Managing AI would be a critical issue in 2019 if only so  companies  keep a check on AI.  Harvard Business Review cites three possible concerns where humans would not comprehend how a machine reached a conclusion.  They are: hidden biases cultivated by the machine through the learning process; since machines are mostly neural networks that work with statistical data, it would be difficult to think that the solutions given by a machine would work in every case, particularly where there are variables and random circumstances; and when a machine error occurs, it would be difficult to correct the error for the first concern cited – that humans may not understand how the machine came to its conclusion.

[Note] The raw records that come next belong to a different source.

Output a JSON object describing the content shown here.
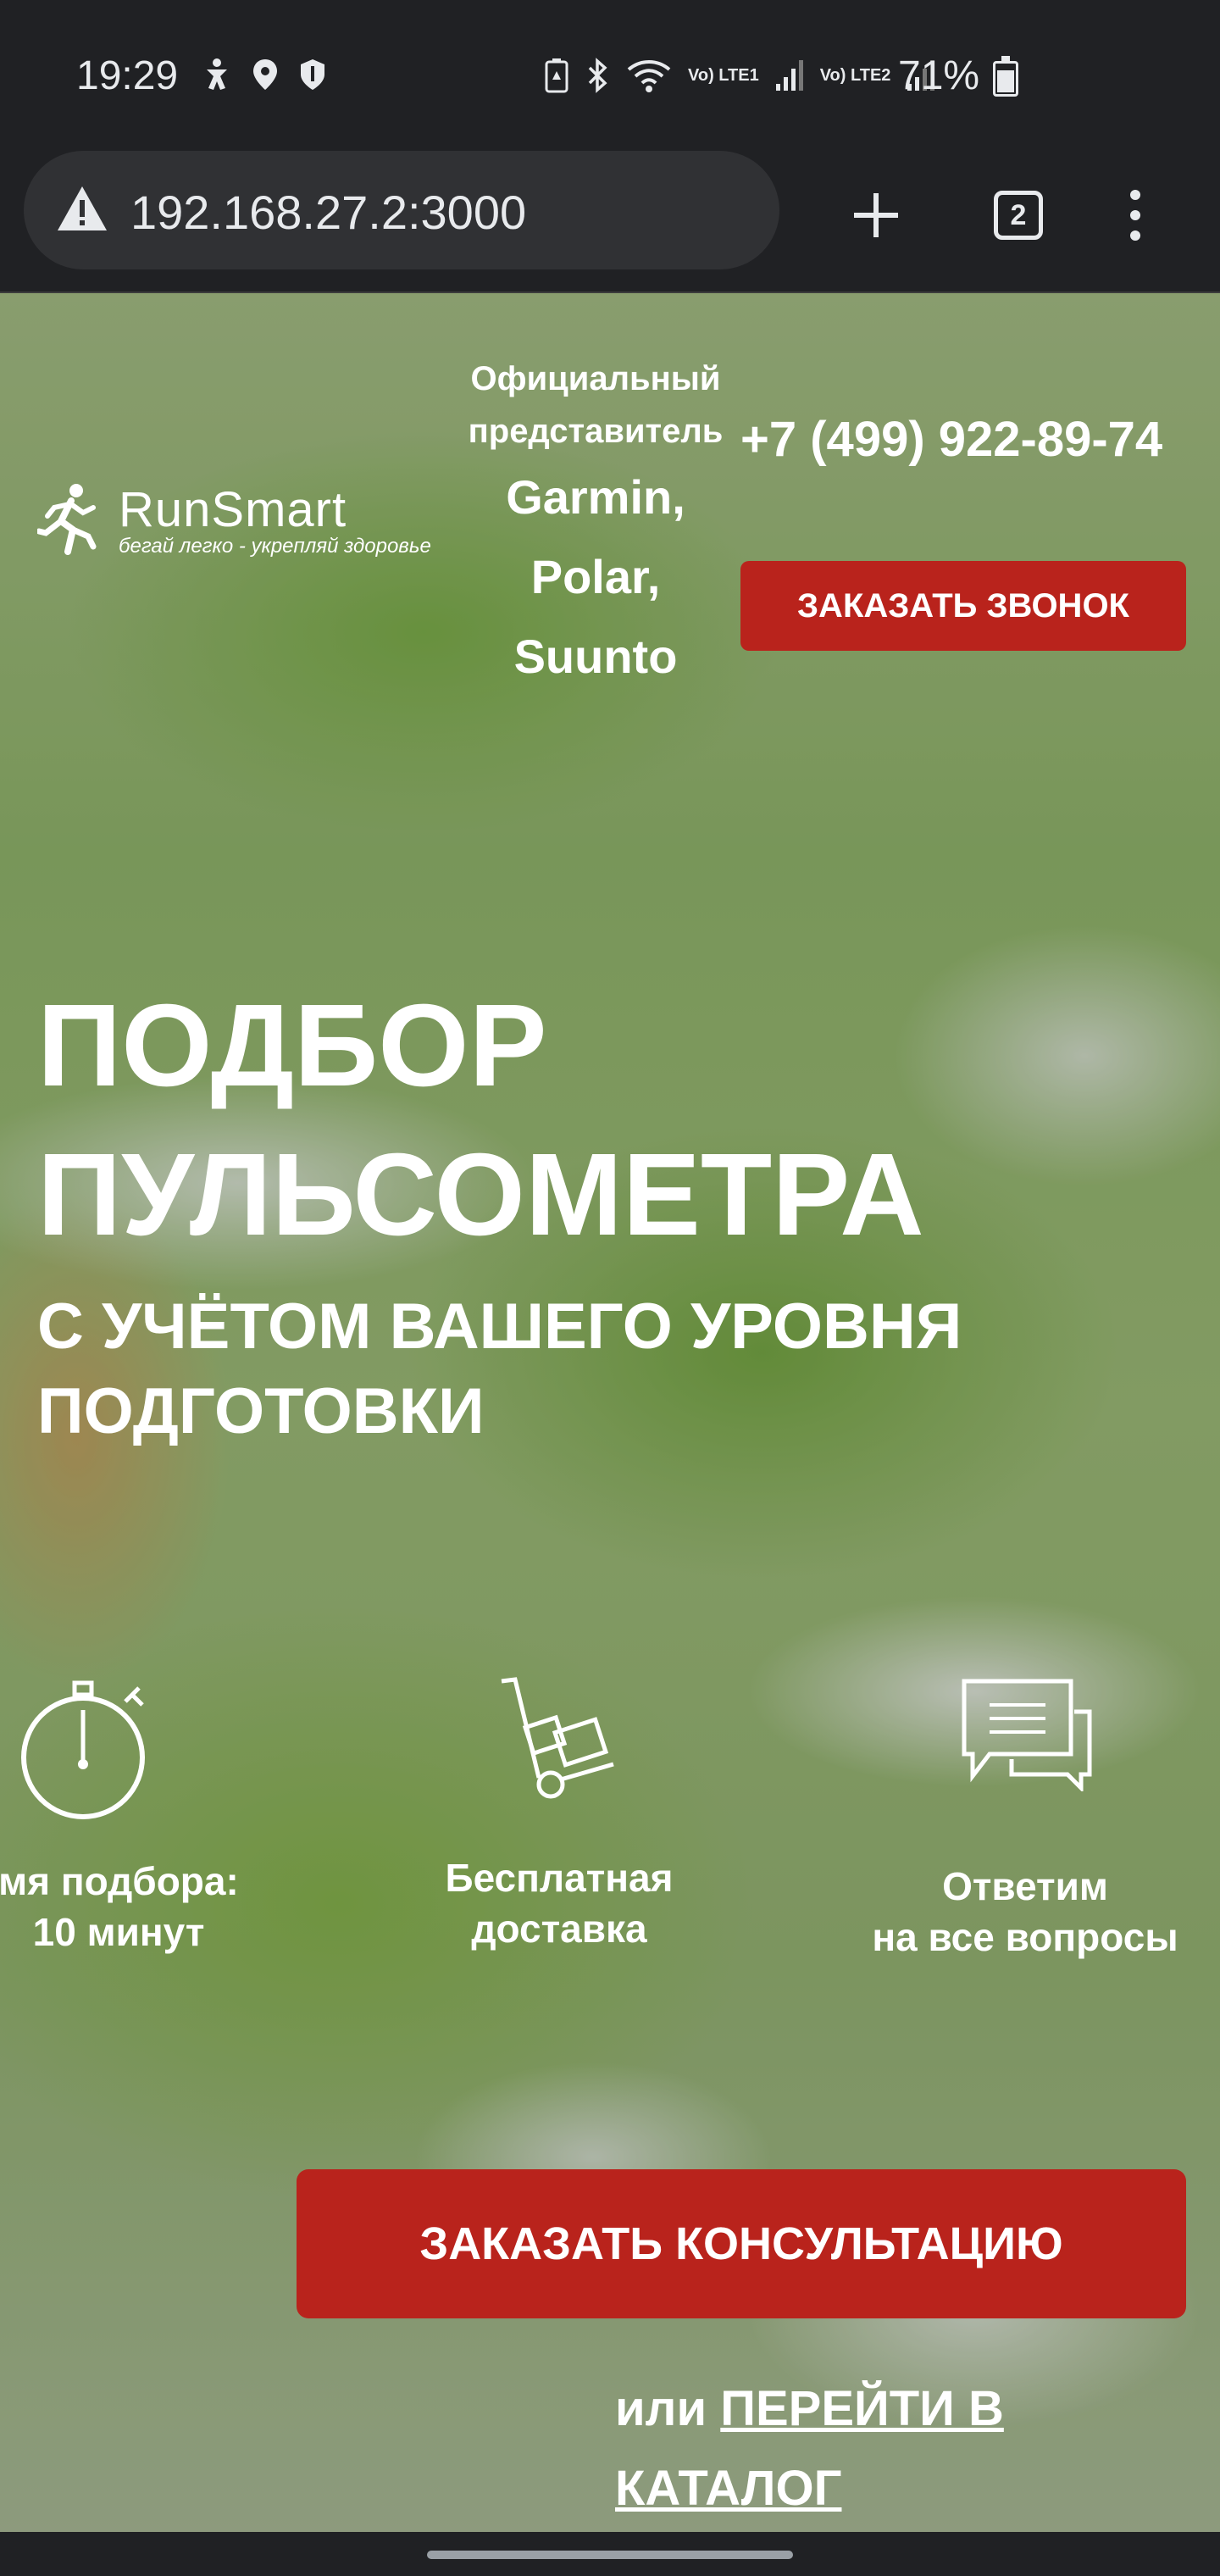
{
  "status": {
    "time": "19:29",
    "lte1": "Vo) LTE1",
    "lte2": "Vo) LTE2",
    "battery": "71%"
  },
  "browser": {
    "url": "192.168.27.2:3000",
    "tab_count": "2",
    "icons": [
      "warning-icon",
      "plus-icon",
      "tabs-icon",
      "more-icon"
    ]
  },
  "header": {
    "logo_name": "RunSmart",
    "logo_tagline": "бегай легко - укрепляй здоровье",
    "rep_line1": "Официальный",
    "rep_line2": "представитель",
    "brand1": "Garmin,",
    "brand2": "Polar,",
    "brand3": "Suunto",
    "phone": "+7 (499) 922-89-74",
    "callback_label": "ЗАКАЗАТЬ ЗВОНОК"
  },
  "hero": {
    "title_line1": "ПОДБОР",
    "title_line2": "ПУЛЬСОМЕТРА",
    "subtitle_line1": "С УЧЁТОМ ВАШЕГО УРОВНЯ",
    "subtitle_line2": "ПОДГОТОВКИ"
  },
  "features": [
    {
      "icon": "stopwatch-icon",
      "line1": "мя подбора:",
      "line2": "10 минут"
    },
    {
      "icon": "delivery-cart-icon",
      "line1": "Бесплатная",
      "line2": "доставка"
    },
    {
      "icon": "chat-bubbles-icon",
      "line1": "Ответим",
      "line2": "на все вопросы"
    }
  ],
  "cta": {
    "consult_label": "ЗАКАЗАТЬ КОНСУЛЬТАЦИЮ",
    "or_text": "или",
    "catalog_link": "ПЕРЕЙТИ В КАТАЛОГ"
  },
  "colors": {
    "accent_red": "#b9231c",
    "chrome_dark": "#202124",
    "omnibox": "#303134"
  }
}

Sutapa Amornvivat, who runs an AI driven company in Thailand, cautions that AI has to be managed well as: “with the right tools and technology, crucial insights can be unlocked from data.  At the same time, we should be aware that the blind spots and biases within can lead us to the wrong conclusions.  Real limitations to data-driven approaches exist and necessitate human oversight to ensure that they are utilized correctly and to their fullest protection”.

Eleonore Pauwels, Research Fellow on Emerging Cybertechnologies at United Nations University (UNU), says about AI: “AI is already ubiquitous, but will affect people differently, depending on where they live, how much they earn, and what they do for a living. Scholars from civil society have started raising concerns about how algorithmic tools could increasingly profile, police, and even punish the poor. On the global and political stage, where corporations and states interact, AI will influence how these actors set the rules of the game. It will shape how they administer and exert power on our societies’ collective body. These new forms of control raise urgent policy challenges for the international community”.

At a United Nations conference on AI in 2017, U.N. Secretary General Antonio Guterres said: “Artificial Intelligence has the potential to accelerate progress towards a dignified life, in peace and prosperity, for all people…the time has arrived for all of us – governments, industry and civil society – to consider how artificial intelligence will affect our future.”

2019 may be a good start to commence composing a new “civilizational story line” as suggested by Julie Friedman Steele, Board Chair and CEO of The World Future Society. She says: “We must be socially, psychologically and existentially prepared.  We must consciously evolve and be able to see outside of ourselves.  We must, in other words, cultivate a futurist mind set and become futurist citizens. This will be our greatest achievement”.

There is no better time than the present to think about this.